Power sector advocacy organisation PowerUp Nigeria has urged the Federal Government to immediately overhaul the country’s national electricity grid, warning that recurring blackouts are hurting economic growth, driving manufacturers away from the public power network, and weakening Nigeria’s industrial competitiveness.
In a statement released on Wednesday, the Executive Director of PowerUp Nigeria, Adetayo Adegbemle, described the nation’s electricity crisis as a major economic threat, blaming repeated grid collapses and deteriorating infrastructure for the country’s unreliable power supply.
Adegbemle argued that Nigeria’s electricity challenges go beyond insufficient power generation, noting that the national grid has suffered at least 222 collapses between 2010 and 2022, with several additional failures recorded in 2024 and 2025.
He said the continued neglect of the transmission network by successive administrations had turned the grid into a weak link in the country’s economic development, rather than treating it as a strategic national asset.
According to him, unreliable electricity has forced many manufacturers to abandon the national grid in favour of generating their own power, significantly increasing production costs.
He revealed that more than 60 per cent of manufacturing companies now rely on captive power generation, spending an estimated ₦45 trillion annually on diesel, petrol and gas-powered electricity.

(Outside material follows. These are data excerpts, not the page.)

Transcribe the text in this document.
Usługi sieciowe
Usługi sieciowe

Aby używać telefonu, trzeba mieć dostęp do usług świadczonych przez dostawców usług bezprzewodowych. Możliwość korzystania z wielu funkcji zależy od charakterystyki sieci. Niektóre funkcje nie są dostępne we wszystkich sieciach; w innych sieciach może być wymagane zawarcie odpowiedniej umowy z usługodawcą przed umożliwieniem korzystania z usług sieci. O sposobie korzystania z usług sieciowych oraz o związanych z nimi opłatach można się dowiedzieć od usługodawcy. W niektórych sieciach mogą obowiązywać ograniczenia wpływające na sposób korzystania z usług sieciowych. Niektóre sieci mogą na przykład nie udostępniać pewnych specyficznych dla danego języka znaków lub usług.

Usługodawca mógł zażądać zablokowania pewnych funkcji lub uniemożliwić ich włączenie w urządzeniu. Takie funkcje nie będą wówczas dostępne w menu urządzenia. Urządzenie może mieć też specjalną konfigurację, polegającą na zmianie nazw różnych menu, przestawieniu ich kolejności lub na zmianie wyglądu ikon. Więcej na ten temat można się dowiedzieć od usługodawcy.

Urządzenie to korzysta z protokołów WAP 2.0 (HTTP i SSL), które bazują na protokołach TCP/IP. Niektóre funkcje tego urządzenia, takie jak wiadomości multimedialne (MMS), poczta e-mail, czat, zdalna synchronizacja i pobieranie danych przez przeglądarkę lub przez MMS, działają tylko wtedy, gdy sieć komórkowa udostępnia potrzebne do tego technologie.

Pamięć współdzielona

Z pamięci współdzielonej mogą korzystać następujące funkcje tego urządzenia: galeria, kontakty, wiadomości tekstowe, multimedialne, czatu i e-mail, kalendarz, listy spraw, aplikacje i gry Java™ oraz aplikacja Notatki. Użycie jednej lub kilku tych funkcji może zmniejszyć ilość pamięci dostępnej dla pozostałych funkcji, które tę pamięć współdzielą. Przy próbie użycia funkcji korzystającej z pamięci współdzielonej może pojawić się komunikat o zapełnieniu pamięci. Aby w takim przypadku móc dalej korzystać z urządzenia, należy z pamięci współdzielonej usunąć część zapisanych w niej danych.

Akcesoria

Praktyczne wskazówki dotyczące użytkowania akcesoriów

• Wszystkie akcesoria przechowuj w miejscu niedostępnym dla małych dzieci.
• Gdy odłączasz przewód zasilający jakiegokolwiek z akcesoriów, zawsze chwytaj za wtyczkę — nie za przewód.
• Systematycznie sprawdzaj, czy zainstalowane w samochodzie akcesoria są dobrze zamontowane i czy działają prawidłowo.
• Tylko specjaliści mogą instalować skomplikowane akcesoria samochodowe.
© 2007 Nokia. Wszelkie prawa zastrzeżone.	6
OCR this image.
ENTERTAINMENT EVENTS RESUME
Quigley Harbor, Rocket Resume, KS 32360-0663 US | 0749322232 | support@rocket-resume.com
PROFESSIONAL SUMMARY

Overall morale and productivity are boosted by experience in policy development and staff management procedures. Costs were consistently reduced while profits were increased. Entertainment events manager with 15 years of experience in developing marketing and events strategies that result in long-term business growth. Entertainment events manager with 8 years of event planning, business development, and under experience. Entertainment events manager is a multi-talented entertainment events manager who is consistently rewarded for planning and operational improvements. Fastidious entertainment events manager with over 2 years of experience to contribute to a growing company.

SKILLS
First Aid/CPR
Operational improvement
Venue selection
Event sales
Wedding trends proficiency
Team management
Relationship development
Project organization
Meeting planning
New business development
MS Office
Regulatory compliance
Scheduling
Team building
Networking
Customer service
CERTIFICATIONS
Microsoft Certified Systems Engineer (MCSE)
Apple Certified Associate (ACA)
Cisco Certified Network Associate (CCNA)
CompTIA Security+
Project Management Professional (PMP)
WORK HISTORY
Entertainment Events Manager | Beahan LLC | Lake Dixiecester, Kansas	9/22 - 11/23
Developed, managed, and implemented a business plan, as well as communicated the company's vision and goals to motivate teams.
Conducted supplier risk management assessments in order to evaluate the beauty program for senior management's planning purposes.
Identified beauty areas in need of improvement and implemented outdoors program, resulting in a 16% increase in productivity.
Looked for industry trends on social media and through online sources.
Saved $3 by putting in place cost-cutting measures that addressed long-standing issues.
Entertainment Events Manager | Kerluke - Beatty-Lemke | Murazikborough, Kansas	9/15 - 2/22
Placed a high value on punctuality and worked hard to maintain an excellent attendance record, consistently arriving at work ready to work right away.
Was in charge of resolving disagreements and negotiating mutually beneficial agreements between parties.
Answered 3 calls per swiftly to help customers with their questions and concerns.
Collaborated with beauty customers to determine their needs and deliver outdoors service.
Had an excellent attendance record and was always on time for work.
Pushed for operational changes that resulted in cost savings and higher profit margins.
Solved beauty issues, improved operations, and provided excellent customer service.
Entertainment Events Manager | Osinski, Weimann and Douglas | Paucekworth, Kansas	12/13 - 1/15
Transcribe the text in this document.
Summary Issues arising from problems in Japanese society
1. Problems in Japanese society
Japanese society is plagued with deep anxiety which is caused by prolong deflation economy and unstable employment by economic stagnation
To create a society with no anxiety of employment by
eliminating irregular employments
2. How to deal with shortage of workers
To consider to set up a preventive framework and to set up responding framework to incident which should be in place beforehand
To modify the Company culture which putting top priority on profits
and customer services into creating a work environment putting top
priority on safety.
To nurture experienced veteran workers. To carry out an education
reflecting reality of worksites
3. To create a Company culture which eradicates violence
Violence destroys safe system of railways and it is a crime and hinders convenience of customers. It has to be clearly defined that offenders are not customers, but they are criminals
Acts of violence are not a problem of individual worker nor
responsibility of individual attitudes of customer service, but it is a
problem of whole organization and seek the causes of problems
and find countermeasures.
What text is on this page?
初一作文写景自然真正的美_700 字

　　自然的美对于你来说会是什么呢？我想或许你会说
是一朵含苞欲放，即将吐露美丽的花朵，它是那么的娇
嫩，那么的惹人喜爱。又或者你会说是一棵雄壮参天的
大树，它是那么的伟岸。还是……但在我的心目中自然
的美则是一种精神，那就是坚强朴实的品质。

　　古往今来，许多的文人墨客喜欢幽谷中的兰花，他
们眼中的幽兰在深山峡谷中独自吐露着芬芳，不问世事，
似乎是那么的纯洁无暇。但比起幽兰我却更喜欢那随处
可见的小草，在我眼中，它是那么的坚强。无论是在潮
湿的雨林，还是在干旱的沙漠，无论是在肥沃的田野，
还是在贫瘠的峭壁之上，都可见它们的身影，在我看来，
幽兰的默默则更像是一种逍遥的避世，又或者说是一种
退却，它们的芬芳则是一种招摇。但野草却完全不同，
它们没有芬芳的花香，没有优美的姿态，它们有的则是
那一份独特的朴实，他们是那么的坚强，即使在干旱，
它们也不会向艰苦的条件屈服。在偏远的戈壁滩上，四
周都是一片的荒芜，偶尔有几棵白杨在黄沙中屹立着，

Adegbemle argued that such funds could have been invested in strengthening the national transmission network if the grid had been more reliable.
He warned that the migration of industries from the public electricity network is weakening the financial sustainability of the power sector and reducing the competitiveness of Nigerian businesses.
While acknowledging reforms introduced through the Electricity Act 2023, Adegbemle maintained that they have yet to deliver a stable and dependable national grid.
He also questioned the effectiveness of the proposed Grid Asset Management Company, saying that creating another agency would not address deeper issues affecting the sector, including weak power purchase agreements, inadequate gas supply, and persistent liquidity challenges across the electricity value chain.
Adegbemle further cautioned against aggressively pursuing renewable energy targets without first modernising the country’s transmission infrastructure.
Drawing comparisons with South Africa and Egypt, he said both countries have demonstrated that reliable electricity supply is achievable through consistent reforms, transparency, and effective governance rather than resource availability alone.
He called on the Federal Government to introduce incentives that would encourage industries to reconnect to the national grid, increase investment in transmission infrastructure, and ensure the operational independence of the Nigerian Independent System Operator.
According to him, attractive tariff structures, guaranteed power offtake arrangements, and improved transmission capacity are essential to restoring confidence in the grid and reducing dependence on self-generated electricity.
Adegbemle concluded that Nigeria’s electricity sector is not lacking in installed capacity or policy reforms but has continued to struggle with poor implementation and weak accountability.
He stressed that the country’s biggest challenge is the political commitment needed to consistently implement reforms capable of delivering reliable electricity to households and businesses.